Overview
Records of Woodberry Poetry Room including correspondence and administrative files.
Dates
- Creation: circa 1827-2009
- Creation: Majority of material found within 1942-2000
Creator
- Woodberry Poetry Room (Harvard College Library) (Organization)
Language of Materials
Primarily in English. Some material in French and German.
Conditions Governing Access
Collection is mostly open for research.
This collection is shelved offsite at the Harvard Depository. Retrieval requires advance notice. Readers should check with Houghton Public Services staff to determine what material is offsite and retrieval policies and times.
Some materials restricted for legal or university policy reasons. See file level description for restriced items (Box 4).
Extent
3.5 linear feet (4 boxes)The collection documents the activities of the George Edward Woodberry Poetry Room (which opened in Widener Library in 1931 and moved to Lamont Library in 1949) including materials relating to its audio-visual collection, public programs, and curatorial staff.
Significant amounts of material and correspondence were created and collected during the tenure of WPR curators John Lincoln Sweeney, Robert Fitzgerald, Theodore Alevizos, Jeanne Broburg, and Stratis Haviaras. Information also pertains to the transfer of substantive archives to Houghton Library---including the Transition Magazine archives and several collections donated by Amy Lowell.
Material types include correspondence, manuscript and typescript compositions, reports, transcripts, collection lists, invoices and receipts, memos, photographs, articles, ephemera, original illustrations, clippings, and other printed materials relating to the activities of the WPR and its staff.
Among the highlights of the collection are: correspondence with Alvar Aalto, John Ashbery, W. H. Auden, Elizabeth Bishop, Russell Edson, Seamus Heaney, Susan Howe, Olwyn Hughes, Laura (Riding) Jackson, Robert Lax, Denise Levertov, Louis Zukofsky; reminiscences of Robert Lowell; compositions by such poets and musicians as William Bronk, Kahlil Gibran, Archibald MacLeish, Don McLean, I. A. Richards, and Tristan Tzara; photographs of Frank O’Connor and W. B. Yeats; and Harvard Vocarium and the Fassett Recording Studio correspondence and inventories.
Biographical / Historical
The Woodberry Poetry Room (WPR) opened in 1931 and was named in honor of poet George Edward Woodberry (Harvard A. B. 1877).
Past curators of the WPR have included W. N. Bates, George M. Kahrl, Arthurt T. Hamlin, Arnold M. Keseth, Philip Horton, John Lincoln Sweeney, Robert Fitzgerald, Jeanne Broburg, Stratis Haviaras, and Don Share.
The Woodberry Poetry Room was initially located in Widener Library and moved to Lamont Library in 1949. In 2000, WPR was administratively transferred to Houghton Library.
Arrangement
Arranged into the following series: I. Correspondence; and II. Administrative files
Immediate Source of Acquisition
2000M-13. Transferred from Woodberry Poetry Room in 2001.
Received in process of transfer of administration of Poetry Room and Harvard Review to the Houghton Library, upon Stratis Haviaras's retirement.
Processing Information
Processed by Ashley Nary, 2018
Collection previously shelved as MS Storage 399. Records removed from accordion folders and foldered; staples and paper clips not removed.
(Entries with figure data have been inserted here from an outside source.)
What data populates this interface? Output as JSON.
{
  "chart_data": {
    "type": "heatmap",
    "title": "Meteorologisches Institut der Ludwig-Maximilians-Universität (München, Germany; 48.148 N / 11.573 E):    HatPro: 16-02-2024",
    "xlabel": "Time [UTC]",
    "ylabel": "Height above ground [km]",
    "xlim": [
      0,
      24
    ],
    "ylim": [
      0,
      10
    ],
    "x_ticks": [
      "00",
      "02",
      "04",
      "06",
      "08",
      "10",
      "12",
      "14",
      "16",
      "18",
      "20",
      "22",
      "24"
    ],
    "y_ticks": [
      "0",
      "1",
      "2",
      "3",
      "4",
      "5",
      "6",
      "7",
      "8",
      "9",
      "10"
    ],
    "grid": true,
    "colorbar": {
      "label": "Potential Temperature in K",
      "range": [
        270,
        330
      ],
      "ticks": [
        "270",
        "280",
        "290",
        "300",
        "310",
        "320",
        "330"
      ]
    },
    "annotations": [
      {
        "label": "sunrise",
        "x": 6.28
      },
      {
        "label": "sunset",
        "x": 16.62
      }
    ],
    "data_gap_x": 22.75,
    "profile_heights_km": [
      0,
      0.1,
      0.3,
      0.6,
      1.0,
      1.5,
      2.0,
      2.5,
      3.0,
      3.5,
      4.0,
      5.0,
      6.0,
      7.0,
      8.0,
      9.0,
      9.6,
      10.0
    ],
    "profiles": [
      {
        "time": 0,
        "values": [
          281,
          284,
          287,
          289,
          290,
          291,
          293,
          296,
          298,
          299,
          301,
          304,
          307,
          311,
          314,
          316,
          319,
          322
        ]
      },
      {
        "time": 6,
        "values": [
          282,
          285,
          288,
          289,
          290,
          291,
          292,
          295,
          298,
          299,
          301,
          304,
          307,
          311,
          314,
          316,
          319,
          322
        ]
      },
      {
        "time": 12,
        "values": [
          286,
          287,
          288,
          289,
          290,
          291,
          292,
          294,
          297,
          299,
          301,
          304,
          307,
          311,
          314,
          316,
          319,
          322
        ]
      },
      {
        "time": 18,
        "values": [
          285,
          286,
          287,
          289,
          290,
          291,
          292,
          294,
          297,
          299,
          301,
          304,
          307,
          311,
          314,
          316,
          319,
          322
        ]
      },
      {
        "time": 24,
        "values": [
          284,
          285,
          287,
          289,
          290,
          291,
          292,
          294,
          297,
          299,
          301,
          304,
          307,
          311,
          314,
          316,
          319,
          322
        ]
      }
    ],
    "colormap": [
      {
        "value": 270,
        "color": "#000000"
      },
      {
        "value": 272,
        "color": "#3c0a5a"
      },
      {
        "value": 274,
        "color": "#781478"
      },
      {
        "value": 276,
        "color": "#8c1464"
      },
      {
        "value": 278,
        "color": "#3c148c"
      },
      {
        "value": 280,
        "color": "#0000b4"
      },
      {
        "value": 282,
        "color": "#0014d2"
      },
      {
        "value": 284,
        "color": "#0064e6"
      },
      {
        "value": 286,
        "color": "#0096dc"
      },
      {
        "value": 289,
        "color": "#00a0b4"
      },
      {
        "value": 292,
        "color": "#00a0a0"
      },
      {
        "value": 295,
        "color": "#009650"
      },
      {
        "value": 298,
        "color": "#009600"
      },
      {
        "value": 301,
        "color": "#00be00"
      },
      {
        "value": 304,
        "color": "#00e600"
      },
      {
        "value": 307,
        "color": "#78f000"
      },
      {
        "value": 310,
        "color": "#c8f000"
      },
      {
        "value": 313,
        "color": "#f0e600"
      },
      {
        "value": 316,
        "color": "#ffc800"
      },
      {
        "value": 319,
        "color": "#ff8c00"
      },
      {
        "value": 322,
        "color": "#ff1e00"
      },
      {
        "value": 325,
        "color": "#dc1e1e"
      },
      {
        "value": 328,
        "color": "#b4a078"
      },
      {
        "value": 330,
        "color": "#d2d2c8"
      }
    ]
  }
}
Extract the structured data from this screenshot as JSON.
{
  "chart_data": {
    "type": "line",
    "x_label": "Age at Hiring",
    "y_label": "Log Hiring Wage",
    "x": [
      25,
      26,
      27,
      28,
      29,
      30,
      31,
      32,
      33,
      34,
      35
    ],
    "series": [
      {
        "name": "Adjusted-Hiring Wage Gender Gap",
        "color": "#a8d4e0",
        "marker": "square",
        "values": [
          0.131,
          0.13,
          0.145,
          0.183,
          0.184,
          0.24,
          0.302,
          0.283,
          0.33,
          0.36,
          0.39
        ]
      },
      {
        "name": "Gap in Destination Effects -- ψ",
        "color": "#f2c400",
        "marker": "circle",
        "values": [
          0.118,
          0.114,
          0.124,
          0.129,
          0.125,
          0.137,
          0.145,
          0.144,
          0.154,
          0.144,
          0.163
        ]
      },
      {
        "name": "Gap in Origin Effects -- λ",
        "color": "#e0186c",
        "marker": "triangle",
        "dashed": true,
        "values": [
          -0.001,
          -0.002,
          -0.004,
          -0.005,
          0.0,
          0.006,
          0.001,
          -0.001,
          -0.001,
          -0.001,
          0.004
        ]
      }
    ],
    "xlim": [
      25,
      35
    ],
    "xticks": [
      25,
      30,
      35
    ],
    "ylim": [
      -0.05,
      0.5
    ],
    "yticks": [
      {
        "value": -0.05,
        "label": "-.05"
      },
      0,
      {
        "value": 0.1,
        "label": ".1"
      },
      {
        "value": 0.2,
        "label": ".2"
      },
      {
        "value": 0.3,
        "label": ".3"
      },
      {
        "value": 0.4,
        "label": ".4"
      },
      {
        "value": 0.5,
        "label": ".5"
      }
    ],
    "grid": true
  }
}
Elizabeth Bishop notebook removed from Box 1 for individual cataloging, 1/17/02; cataloged as MS Am 2115 (1/29/02). Printed books of the Societe Imaginaire to be cataloged separately.
Creator
- Woodberry Poetry Room (Harvard College Library) (Organization)
- Title
- Woodberry Poetry Room records, circa 1827-2009 (MS Am 3170): Guide.
- Status
- completed
- Author
- Houghton Library, Harvard University.
- Date
- 2018 April 24
- Description rules
- dacs
- Language of description
- und
- EAD ID
- hou02913
Repository Details
Part of the Houghton Library Repository
Houghton Library is Harvard College's principal repository for rare books and manuscripts, archives, and more. Houghton Library's collections represent the scope of human experience from ancient Egypt to twenty-first century Cambridge. With strengths primarily in North American and European history, literature, and culture, collections range in media from printed books and handwritten manuscripts to maps, drawings and paintings, prints, posters, photographs, film and audio recordings, and digital media, as well as costumes, theater props, and a wide range of other objects. Houghton Library has historically focused on collecting the written record of European and Eurocentric North American culture, yet it holds a large and diverse number of primary sources valuable for research on the languages, culture and history of indigenous peoples of the Americas, Africa, Asia and Oceania.
Houghton Library’s Reading Room is free and open to all who wish to use the library’s collections.